Crianças na Natureza – Uma nova atividade para Crianças dos seis aos 12 anos”, de Jacinto Silva Borges, é o novo livro do escritor e que aborda temáticas “muito interessantes”, como a “relação da Criança com a Natureza, relação da Criança e Natureza na sua composição, os reinos da Natureza e os seus quatro elementos, os espíritos da Natureza e a sua linguagem, as árvores como as antenas da Terra e a comunicação com a Natureza”.
O livro contém 74 páginas e foi apresento no último domingo, dia 8, no Parque do Rio Ul, em frente aos bancos de jardim. “É necessário que a criança possa usufruir de novas energias e conhecimentos que a levem a ter outra perceção de si e do mundo que a rodeia”, assume o escritor. Num local, que tem como companhia a margem do Rio Ul, permite aos mais pequenos “atividades que os levam a sentir, a ouvir e a observar a natureza”, fazendo deste livro uma “obra simples mas importante para criança”. “Ela passa a tomar consciência do seu corpo, a estar em harmonia com a sua Alma e com as suas capacidades intuitivas”, refere o autor.
“Uma escrita simples e despretensiosa”
“Setenta e quatro páginas de uma escrita simples e despretensiosa, da autoria de uma pessoa igualmente simples e afável”. A frase é de Irene Guimarães, responsável pela apresentação da nova obra do escritor com fortes ligações a S. João da Madeira.
Para a vereadora da Câmara Municipal, o livro aborda a “importância de um direito inalienável das crianças”, o contacto com a natureza, na suposição de que “todas elas necessitam dessa experiência no sentido de assegurar o seu crescimento físico e intelectual de forma saudável e harmoniosa”. “Uma infância desconectada com a natureza pode gerar desatenção e infelicidade”, sendo este um dos alertas do livro, assegura a vereadora.

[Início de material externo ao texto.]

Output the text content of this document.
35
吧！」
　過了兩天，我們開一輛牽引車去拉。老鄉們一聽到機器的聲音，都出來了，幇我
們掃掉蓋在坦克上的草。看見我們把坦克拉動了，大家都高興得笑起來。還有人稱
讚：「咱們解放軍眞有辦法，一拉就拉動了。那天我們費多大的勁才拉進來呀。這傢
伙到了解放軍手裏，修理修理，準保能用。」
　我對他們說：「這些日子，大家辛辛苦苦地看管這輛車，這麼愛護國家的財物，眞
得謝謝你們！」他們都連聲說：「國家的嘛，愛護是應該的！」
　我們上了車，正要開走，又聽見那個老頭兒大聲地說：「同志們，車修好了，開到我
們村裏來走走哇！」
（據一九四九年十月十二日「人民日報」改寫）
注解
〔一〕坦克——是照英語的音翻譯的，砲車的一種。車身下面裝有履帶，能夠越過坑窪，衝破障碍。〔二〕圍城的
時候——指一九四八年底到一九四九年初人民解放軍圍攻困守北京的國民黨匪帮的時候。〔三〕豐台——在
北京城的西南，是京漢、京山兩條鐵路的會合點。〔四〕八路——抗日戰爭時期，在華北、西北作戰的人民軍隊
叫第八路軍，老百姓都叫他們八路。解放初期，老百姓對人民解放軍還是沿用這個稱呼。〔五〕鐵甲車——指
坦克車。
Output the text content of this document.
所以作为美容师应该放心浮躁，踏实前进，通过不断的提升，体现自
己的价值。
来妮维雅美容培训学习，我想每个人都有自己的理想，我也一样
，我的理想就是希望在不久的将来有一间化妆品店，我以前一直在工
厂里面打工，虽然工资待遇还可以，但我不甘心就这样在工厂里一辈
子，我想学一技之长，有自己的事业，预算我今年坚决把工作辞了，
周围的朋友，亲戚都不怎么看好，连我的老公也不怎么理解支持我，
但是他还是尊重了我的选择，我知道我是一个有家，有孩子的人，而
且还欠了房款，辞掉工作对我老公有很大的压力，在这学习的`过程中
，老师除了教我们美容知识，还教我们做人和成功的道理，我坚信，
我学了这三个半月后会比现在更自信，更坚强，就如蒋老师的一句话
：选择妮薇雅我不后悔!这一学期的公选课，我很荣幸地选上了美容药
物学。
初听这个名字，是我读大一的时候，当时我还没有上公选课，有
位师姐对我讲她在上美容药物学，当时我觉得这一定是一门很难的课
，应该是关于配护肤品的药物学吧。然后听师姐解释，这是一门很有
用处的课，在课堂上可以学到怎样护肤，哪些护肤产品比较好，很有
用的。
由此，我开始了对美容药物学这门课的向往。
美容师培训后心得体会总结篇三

“Assim, e no pressuposto de que a natureza não é, tão-somente, um marco referencial para as crianças, mas, sim, fonte de estímulos, de variadas descobertas e de experiências sensoriais completas, complexas e insubstituíveis, a mensagem principal aponta que o contacto com a natureza representa um relevante impacto sobre as emoções das crianças, a sua imaginação e a sua criatividade”, rematou.